Research · Hugging Face Daily Papers

When Fine-Tuning Changes the Evidence: Architecture-Dependent Semantic Drift in Chest X-Ray Explanations

Transfer learning followed by fine-tuning is widely adopted in medical image classification due to consistent gains in diagnostic performance.

Apr 09, 2026 17:53 UTC · ~4 min read · Technical Source
Read original
  • However, in multi-class settings with overlapping visual features, improvements in accuracy do not guarantee stability of the visual evidence used to support predictions.
  • Hugging Face Daily Papers define semantic drift as systematic changes in the attribution structure supporting a model's predictions between transfer learning and full fine-tuning, reflecting…
  • Using a five-class chest X-ray task, Hugging Face Daily Papers evaluates Dense Net201, Res Net50 V2, and Inception V3 under a two-stage training protocol and quantify drift with reference-free…

Context

However, in multi-class settings with overlapping visual features, improvements in accuracy do not guarantee stability of the visual evidence used to support predictions.

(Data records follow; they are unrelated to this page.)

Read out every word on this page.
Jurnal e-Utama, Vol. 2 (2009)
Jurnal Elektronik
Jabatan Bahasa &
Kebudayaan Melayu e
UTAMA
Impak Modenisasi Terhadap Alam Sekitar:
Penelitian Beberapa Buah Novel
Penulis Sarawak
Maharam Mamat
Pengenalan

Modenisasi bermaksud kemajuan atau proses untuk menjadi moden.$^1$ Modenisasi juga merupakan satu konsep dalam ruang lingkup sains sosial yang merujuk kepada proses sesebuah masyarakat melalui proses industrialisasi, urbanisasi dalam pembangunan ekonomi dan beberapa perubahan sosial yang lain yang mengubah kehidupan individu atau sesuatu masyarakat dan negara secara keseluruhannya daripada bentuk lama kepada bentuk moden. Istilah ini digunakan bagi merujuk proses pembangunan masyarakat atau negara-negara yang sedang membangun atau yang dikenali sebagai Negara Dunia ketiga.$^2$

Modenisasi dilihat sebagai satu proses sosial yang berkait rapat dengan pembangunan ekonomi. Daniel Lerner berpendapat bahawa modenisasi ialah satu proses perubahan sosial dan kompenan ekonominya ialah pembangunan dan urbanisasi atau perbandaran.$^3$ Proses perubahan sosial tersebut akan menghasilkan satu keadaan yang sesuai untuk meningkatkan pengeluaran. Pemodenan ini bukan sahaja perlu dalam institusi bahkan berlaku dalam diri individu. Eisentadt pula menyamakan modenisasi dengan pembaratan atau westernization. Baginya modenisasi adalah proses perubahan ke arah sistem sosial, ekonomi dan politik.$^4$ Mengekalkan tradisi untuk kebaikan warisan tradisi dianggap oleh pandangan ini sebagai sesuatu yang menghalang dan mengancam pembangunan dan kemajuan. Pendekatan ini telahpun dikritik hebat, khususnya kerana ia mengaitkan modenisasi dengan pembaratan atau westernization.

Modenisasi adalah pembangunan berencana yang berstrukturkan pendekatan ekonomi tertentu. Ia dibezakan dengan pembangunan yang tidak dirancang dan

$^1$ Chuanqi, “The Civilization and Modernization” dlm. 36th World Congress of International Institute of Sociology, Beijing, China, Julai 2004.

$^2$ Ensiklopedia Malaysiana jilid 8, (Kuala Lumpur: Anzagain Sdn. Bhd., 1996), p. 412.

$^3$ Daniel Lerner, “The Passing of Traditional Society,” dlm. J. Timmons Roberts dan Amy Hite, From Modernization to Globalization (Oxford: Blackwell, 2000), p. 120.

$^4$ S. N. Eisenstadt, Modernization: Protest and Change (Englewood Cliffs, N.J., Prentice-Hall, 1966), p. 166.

Hugging Face Daily Papers define semantic drift as systematic changes in the attribution structure supporting a model's predictions between transfer learning and full fine-tuning, reflecting potential shifts in underlying visual reasoning despite stable classification performance. Using a five-class chest X-ray task, Hugging Face Daily Papers evaluates Dense Net201, Res Net50 V2, and Inception V3 under a two-stage training protocol and quantify drift with reference-free metrics capturing spatial localization and structural consistency of attribution maps. Across architectures, coarse anatomical localization remains stable, while overlap Io U reveals pronounced architecture-dependent reorganization of evidential structure. Beyond single-method analysis, stability rankings can reverse across Layer CAM and Grad CAM++ under converged predictive performance, establishing explanation stability as an interaction between architecture, optimization phase, and attribution objective.

However, in multi-class settings with overlapping visual features, improvements in accuracy do not guarantee stability of the visual evidence used to support predictions.